For those of you not working this week (and I know that’s most of you whether you’re pretending or not), or needing an escape from the family, or snowed in somewhere in the Northeast, here’s an exciting blog on how Georgians celebrate the holidays, none of which I’ve experienced yet—but no reason to let that stop me from pontificating I think.
The reason I haven’t experienced the holidays is that Georgians while largely Christian (Georgian Orthodox to be precise) don’t celebrate Christmas on December 25th. They celebrate on January 7th using the Julian Orthodox calendar, which is behind the Gregorian calendar. So I can’t update you on what happens Christmas day just yet.
When I asked people what, if anything, would happen on December 25th most said they do celebrate the day, a little, but the truth is I didn’t see any signs of that, other than:
- The holiday lights around town were up—they went up in early December.
- My host family put up their tree a few days before Christmas.
- My host mother gave me a little gift on Christmas Eve.

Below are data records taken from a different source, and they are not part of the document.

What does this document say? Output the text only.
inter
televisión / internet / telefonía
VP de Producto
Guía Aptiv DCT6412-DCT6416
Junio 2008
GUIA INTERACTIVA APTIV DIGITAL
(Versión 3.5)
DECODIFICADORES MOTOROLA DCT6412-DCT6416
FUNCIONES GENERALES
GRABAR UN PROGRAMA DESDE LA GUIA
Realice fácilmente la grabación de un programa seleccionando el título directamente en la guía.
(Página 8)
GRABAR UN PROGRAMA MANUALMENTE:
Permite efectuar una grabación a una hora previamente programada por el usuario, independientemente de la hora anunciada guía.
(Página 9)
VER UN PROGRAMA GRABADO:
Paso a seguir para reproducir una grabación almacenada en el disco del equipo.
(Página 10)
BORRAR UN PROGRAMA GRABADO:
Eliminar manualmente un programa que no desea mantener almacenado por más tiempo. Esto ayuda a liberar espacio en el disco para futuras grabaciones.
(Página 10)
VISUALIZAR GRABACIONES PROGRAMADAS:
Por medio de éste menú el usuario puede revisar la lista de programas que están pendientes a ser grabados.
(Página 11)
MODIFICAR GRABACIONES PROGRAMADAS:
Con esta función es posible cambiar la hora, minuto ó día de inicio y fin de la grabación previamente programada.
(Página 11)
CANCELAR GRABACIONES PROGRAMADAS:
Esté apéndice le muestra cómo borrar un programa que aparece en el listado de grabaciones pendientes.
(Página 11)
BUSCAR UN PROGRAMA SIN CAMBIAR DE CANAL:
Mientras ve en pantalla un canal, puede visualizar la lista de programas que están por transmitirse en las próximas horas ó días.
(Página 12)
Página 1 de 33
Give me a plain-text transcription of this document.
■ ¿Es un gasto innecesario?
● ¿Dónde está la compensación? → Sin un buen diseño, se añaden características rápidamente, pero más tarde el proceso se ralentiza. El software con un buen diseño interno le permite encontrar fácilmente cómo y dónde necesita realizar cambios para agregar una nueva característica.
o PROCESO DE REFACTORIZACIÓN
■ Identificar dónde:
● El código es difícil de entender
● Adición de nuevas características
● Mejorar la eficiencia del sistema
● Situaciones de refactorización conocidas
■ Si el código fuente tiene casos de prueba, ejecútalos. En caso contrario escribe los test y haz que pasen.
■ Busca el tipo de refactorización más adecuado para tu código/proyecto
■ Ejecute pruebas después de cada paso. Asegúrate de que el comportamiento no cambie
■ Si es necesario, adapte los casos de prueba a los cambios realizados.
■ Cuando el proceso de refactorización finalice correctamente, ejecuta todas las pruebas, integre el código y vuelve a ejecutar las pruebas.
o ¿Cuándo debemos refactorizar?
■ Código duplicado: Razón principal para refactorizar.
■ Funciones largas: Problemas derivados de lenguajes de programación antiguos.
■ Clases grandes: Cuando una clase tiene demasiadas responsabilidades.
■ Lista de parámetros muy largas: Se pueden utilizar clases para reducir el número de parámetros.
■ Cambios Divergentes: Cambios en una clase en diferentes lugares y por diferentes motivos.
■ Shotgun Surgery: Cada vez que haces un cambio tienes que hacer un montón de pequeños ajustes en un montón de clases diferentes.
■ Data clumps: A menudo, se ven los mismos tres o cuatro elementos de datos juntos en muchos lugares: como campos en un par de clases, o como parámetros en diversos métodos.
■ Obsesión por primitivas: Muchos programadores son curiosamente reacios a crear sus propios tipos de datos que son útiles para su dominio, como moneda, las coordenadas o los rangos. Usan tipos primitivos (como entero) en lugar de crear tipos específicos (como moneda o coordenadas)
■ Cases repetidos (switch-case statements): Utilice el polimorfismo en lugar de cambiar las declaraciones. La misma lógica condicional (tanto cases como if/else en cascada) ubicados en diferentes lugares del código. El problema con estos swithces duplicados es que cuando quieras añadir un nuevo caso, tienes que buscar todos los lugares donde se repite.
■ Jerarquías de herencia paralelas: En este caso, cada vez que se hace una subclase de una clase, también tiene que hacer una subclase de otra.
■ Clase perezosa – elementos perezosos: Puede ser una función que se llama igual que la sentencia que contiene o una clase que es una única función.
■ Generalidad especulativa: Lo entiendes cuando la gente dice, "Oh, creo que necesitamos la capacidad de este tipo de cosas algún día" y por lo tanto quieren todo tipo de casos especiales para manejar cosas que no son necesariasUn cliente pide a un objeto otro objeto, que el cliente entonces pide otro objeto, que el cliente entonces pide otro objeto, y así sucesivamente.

- The Italian restaurant we Americans tried to eat at Christmas night was closed, but only because it’s owned by an Italian. Everything else was open, including the pizza place where we eventually landed.
- Ahh…that’s it.
The holidays really started this week. Christmas caroling in English began, the roads to work in the morning were less crowded, an occasional firecracker could be heard (no need to worry Suriname, no world records will be broken from here), lots of sweets were passed around each day at work, people began coming late, leaving early, taking long breaks for lunch. Today someone actually asked why I was working. The truth: I wasn’t a whole lot.
Today everyone not on vacation gathered for champagne toasts and cookies and chocolate courtesy of the ministry. And tomorrow the women get the day off. Yeah, just the women—to cook. As much as it pains my feminist heart, I’ll be embracing that tradition and heading out of town to celebrate the New Year—by cooking. A grand feast with a Peace Corps volunteer. Maybe have some champagne. Maybe kill a pig, shoot a gun into the air—oh, sorry, that’s what we do in Miami. Here too, maybe. We’re all the same. Kumbaya.
That’s all I’ve got. Happy New Year to all, especially to those celebrating the proper way: on the sands of South Beach, full moon and fireworks exploding above the warm water, a plastic cup of Alex’s deadly sangria in hand. Yes, that was last year, but it will come again.